WASHINGTON — The Air Force became the second military service to approve religious exemptions to the mandatory COVID-19 vaccine, granting requests from nine airmen to avoid the shots, officials said Tuesday.
The nine approved so far represent just a tiny fraction of the more than 6,400 requested by Air Force troops, and they come as other service members are challenging the lack of religious exemptions in court cases. The Marine Corps is the only other military service to grant any religious accommodations, allowing three so far. The Army and Navy have not approved any.

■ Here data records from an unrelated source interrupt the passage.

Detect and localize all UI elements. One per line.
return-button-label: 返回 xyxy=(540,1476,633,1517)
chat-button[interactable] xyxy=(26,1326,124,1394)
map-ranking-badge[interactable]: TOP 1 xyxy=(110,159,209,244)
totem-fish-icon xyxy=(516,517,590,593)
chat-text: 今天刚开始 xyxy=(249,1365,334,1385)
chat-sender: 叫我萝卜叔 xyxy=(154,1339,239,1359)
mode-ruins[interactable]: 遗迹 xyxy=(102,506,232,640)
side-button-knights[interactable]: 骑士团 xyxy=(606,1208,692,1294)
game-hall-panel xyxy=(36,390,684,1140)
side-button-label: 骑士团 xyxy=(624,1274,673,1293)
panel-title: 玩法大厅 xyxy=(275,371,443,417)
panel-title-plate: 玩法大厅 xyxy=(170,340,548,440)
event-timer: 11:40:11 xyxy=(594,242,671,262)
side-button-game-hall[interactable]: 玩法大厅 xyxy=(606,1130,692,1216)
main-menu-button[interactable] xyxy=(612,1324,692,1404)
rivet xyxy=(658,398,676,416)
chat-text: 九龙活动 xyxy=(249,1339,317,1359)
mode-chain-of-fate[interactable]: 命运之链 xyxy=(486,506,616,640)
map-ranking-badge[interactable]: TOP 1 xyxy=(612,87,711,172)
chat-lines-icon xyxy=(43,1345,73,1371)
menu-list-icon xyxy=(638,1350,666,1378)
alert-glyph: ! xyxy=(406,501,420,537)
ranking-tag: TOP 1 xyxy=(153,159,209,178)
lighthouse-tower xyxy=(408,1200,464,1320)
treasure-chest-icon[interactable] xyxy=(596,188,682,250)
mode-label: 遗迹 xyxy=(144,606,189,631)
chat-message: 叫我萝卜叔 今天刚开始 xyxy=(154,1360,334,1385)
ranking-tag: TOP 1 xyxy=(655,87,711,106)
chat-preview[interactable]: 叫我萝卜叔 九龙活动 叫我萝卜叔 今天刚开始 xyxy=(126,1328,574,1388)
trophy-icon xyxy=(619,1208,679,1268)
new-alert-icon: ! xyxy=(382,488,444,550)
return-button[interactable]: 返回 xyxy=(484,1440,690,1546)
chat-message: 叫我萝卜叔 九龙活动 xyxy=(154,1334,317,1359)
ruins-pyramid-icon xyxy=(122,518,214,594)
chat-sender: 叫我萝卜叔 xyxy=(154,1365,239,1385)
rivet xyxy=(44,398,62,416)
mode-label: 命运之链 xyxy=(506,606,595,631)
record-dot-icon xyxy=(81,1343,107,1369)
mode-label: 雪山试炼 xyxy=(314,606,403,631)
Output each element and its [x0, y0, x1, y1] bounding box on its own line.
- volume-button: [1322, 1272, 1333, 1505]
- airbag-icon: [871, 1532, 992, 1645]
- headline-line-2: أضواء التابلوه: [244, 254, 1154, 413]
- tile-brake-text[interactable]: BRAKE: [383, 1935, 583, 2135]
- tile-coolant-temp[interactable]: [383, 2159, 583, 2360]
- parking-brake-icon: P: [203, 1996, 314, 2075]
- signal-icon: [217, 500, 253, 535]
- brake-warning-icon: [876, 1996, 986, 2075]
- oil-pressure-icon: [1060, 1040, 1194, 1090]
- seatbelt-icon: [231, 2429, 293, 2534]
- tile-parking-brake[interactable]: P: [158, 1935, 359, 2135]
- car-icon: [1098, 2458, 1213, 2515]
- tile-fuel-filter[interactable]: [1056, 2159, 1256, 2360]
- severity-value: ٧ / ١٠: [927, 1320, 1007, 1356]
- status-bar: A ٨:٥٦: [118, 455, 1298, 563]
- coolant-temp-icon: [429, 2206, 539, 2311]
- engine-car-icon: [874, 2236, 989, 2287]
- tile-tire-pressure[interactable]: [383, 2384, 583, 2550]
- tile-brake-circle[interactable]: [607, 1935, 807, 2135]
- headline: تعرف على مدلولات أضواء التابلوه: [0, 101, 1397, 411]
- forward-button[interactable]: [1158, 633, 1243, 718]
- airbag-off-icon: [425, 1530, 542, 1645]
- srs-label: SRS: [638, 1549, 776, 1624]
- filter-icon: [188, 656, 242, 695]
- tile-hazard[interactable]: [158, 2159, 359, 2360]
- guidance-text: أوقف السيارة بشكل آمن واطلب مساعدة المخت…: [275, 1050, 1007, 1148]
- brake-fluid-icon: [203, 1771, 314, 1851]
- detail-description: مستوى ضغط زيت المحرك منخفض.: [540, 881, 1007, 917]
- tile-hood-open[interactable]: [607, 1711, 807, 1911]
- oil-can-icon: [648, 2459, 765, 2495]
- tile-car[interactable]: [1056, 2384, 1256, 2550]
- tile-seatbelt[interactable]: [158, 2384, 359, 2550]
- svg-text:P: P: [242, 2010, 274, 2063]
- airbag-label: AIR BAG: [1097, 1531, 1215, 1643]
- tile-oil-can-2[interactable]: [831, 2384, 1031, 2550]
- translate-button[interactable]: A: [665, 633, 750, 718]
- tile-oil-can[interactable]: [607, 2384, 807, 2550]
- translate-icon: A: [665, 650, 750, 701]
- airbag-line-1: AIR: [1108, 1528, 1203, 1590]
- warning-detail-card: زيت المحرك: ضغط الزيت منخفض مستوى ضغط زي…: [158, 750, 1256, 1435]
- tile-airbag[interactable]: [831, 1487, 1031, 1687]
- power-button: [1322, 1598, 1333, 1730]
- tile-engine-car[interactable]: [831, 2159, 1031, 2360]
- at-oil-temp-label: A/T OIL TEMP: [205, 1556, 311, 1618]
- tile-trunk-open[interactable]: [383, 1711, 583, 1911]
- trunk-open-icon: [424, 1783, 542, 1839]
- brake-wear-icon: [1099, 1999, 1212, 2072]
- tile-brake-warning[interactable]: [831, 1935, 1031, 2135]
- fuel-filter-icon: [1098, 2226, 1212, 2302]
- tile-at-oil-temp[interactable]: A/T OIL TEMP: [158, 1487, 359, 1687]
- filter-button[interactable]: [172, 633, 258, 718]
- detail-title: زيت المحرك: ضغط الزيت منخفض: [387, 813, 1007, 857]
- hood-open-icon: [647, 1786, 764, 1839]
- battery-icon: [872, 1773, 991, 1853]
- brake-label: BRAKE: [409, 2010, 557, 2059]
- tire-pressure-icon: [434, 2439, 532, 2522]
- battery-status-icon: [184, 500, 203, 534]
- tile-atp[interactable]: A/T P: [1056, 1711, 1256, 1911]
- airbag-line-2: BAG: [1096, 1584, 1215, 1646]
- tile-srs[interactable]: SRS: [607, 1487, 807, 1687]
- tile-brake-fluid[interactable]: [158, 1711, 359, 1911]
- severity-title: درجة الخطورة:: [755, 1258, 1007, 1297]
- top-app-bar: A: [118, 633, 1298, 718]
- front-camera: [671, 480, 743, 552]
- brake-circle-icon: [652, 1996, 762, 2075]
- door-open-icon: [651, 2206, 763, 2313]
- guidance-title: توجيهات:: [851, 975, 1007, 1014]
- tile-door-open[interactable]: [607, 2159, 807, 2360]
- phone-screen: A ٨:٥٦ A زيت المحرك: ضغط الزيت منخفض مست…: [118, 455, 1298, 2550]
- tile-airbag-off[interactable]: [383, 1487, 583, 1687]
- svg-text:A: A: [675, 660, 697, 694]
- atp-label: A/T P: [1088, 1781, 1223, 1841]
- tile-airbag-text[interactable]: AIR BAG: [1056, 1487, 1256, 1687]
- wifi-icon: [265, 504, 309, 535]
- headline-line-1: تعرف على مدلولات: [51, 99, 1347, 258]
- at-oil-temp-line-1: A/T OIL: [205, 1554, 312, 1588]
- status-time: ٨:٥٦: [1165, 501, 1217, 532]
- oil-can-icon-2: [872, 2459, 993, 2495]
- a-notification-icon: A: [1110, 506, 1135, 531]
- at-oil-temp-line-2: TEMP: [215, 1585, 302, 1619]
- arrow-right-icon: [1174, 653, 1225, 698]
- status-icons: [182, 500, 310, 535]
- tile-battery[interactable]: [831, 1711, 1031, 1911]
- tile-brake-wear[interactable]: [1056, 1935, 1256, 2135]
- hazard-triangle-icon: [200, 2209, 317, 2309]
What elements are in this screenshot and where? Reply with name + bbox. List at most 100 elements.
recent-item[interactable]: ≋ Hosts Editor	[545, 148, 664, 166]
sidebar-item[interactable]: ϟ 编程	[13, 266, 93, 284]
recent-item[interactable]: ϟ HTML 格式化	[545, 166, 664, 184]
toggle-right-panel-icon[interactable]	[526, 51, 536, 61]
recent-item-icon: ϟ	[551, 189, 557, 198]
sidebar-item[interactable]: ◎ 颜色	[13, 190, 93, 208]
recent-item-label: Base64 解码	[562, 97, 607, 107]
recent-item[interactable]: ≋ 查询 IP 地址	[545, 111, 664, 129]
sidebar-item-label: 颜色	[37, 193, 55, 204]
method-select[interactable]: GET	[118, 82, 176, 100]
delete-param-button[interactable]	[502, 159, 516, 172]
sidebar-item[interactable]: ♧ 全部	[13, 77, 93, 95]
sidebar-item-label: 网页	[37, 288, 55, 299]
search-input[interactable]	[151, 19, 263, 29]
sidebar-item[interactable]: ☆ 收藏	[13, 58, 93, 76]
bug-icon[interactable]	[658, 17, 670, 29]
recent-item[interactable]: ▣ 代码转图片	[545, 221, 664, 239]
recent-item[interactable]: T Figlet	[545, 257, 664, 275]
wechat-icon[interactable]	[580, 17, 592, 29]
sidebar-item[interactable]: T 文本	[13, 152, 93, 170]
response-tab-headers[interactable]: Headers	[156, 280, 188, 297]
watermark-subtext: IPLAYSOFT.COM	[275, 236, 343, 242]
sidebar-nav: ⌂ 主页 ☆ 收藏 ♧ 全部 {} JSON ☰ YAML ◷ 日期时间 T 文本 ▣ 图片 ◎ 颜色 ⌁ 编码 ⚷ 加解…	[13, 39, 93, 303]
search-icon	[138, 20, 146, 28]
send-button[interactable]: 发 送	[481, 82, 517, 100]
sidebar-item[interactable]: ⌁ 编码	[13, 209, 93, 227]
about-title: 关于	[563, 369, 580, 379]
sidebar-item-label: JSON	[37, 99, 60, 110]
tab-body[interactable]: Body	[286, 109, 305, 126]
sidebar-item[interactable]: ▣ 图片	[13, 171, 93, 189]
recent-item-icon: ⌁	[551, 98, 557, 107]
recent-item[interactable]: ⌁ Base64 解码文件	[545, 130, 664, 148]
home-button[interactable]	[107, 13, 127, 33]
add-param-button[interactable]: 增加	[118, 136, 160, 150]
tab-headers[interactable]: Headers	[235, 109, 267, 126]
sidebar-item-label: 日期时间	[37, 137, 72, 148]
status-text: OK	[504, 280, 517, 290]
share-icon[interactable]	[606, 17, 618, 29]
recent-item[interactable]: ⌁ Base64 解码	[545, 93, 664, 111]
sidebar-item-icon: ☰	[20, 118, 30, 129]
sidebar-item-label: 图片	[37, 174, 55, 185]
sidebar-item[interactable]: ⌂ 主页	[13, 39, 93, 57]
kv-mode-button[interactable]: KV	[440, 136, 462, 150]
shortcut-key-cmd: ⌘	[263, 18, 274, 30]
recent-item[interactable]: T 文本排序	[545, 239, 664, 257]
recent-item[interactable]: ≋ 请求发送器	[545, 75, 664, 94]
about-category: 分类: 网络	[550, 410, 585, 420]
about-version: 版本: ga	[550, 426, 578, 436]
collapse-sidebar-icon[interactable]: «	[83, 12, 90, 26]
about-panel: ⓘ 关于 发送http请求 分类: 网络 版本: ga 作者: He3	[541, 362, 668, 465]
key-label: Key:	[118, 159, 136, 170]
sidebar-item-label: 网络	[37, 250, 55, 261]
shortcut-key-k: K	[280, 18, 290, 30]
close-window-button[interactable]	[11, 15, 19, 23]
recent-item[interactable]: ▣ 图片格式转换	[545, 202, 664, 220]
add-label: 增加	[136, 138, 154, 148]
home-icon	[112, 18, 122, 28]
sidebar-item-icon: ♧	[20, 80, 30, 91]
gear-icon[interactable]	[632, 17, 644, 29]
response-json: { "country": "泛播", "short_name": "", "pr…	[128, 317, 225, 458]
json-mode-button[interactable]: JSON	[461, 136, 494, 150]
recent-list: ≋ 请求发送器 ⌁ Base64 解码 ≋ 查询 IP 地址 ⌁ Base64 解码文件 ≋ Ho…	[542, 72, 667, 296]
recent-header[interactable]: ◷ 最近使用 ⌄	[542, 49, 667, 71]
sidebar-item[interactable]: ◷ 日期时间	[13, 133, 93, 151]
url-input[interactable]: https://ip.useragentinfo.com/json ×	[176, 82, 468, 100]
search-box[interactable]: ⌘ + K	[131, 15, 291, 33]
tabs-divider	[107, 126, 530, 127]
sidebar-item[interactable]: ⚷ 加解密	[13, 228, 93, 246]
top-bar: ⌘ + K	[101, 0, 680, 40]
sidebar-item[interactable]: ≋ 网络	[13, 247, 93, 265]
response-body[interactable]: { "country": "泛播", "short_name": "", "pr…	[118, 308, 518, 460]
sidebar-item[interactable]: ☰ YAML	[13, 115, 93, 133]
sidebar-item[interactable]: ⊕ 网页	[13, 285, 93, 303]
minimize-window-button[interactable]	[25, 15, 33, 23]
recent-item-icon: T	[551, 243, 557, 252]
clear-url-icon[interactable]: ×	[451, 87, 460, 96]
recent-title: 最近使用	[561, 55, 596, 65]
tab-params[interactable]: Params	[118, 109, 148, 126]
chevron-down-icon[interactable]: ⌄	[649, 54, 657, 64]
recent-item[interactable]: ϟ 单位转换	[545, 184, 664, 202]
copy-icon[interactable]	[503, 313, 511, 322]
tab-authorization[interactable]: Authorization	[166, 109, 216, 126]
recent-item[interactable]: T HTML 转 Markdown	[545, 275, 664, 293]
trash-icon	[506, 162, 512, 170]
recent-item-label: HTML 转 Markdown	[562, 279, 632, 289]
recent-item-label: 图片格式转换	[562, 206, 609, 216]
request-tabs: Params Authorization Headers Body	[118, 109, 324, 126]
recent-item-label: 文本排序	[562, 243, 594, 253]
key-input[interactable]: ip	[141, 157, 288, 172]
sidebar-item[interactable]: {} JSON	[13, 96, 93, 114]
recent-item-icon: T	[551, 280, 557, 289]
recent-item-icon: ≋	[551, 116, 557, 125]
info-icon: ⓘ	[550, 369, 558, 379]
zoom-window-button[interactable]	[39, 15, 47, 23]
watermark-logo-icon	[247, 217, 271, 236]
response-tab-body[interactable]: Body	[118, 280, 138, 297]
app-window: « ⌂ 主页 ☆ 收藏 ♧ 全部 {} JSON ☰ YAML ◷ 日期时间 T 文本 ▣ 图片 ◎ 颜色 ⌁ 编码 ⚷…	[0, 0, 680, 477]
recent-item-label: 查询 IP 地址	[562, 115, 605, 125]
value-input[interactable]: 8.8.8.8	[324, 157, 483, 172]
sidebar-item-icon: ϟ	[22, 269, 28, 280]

The services have come under criticism for their failure to grant religious exemptions, with members of Congress, the military and the public questioning if the review processes have been fair. All together, the services have received more than 14,000 requests for religious exemptions.
Military leaders have argued that religious exemptions to any of the many vaccines troops are required to get have been very rare over the years. Service members are required to get as many as 17 different vaccines, depending on where they deploy.
A federal judge in Texas granted a preliminary injunction last month, stopping the Navy from acting against 35 sailors for refusing on religious grounds to comply with an order to get the COVID vaccine.
Eight of the Air Force approvals came during the initial review process, and one was granted on appeal to senior Air Force leaders. So far, religious exemption requests from more than 3,200 airmen were denied, and another 3,200 are pending.
“The Department of the Air Force determined the service members’ accommodations could be supported with no impact to mission readiness,” the statement Tuesday said.
Defense Secretary Lloyd Austin and military leaders have argued that the vaccine is critical to maintaining military readiness and the health of the force. And all of the services have now either discharged personnel for refusing the vaccine, or put a system in place to do so.
The Marine Corps has discharged 469, the Air Force has discharged 179 and the Navy has discharged 118, according to data released in the last week. The number include active-duty personnel and entry-level recruits who were still in boot camp. The Army has issued more than 3,000 formal letters of reprimand, and fired six soldiers, but has not discharged anyone yet.
All the military services have said the exemption decisions are based not only on the individual request, but also on its impact on the unit, its mission and readiness, and the health and safety of other troops.
Those who get an exemption and are allowed to stay in the service may, however, see an impact on their jobs.
The Navy and the Marine Corps have said unvaccinated service members are not allowed to deploy out to sea on ships, where infections can more easily spread. Those who have approved exemptions — either medical, administrative or religious — are assigned to shore duties.
At least 97% of the troops in each service have gotten at least one shot.